Yannick Jadotdans "Elysée 2022"
Yannick Jadot souhaite légaliser l'usage du cannabis et pour justifier cette mesure, le candidat écologiste affirme que "la France est le pays le plus répressif" en la matière ainsi que "le pays où l'on consomme le plus". C'est vrai, au moins au niveau européen. En l'absence de données uniformes et fiables au niveau mondial, il est possible d'affirmer que les Français sont bien les plus gros consommateurs du Vieux Continent. Selon le dernier rapport européen sur les drogues de l'Observatoire européen des drogues et des toxicomanies (document PDF), 44,8% des Français de 15 à 64 ans ont déjà consommé du cannabis dans leur vie, un record.
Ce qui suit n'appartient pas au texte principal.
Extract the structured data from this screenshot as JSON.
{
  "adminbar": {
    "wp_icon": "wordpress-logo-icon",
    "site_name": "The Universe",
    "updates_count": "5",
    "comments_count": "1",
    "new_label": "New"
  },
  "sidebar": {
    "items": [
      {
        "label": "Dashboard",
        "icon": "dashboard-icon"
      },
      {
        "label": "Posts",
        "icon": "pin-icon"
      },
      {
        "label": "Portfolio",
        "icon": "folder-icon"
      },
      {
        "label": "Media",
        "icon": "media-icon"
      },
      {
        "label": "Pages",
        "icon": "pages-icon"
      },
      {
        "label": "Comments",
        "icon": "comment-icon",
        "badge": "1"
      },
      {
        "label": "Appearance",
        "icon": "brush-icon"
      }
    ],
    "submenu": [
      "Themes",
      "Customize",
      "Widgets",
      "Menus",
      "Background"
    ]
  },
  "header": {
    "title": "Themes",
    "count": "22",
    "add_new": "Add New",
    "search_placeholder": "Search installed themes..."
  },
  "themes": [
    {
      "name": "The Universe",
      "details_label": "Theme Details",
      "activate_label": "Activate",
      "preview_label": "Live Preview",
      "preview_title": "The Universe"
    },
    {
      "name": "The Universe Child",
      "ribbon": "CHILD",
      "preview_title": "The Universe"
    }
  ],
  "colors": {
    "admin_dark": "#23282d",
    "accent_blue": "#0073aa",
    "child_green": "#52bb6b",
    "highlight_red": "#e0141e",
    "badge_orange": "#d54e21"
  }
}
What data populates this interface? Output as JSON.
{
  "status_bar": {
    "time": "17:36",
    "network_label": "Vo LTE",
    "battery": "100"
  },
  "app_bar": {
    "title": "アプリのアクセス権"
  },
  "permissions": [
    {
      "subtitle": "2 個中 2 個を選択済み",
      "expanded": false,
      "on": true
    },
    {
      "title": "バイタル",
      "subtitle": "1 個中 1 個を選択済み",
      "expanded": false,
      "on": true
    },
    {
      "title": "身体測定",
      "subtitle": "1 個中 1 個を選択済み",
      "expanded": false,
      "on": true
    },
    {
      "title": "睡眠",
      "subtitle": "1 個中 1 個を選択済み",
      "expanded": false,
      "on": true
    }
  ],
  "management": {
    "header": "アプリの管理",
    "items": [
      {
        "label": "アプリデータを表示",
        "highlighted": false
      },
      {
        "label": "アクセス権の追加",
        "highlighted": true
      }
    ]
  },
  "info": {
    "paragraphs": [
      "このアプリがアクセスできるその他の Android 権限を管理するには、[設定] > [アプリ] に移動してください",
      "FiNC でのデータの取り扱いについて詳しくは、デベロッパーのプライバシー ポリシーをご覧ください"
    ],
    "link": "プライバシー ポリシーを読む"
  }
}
La France occupe également la première place des pays dans lesquels les jeunes de 15 à 34 ans ont consommé du cannabis dans les 12 derniers mois.
Enfin, l'arsenal juridique est aussi particulièrement répressif en France. Nous faisons partie du petit groupe de sept pays européens dans lesquels l'usage de cannabis constitue une infraction pénale. La loi française prévoit jusqu'à un an de prison et 3 750 euros d'amende pour l'usage du cannabis. Depuis le 1er septembre 2021, les consommateurs de cannabis risquent également une amende forfaitaire délictuelle de 200 euros.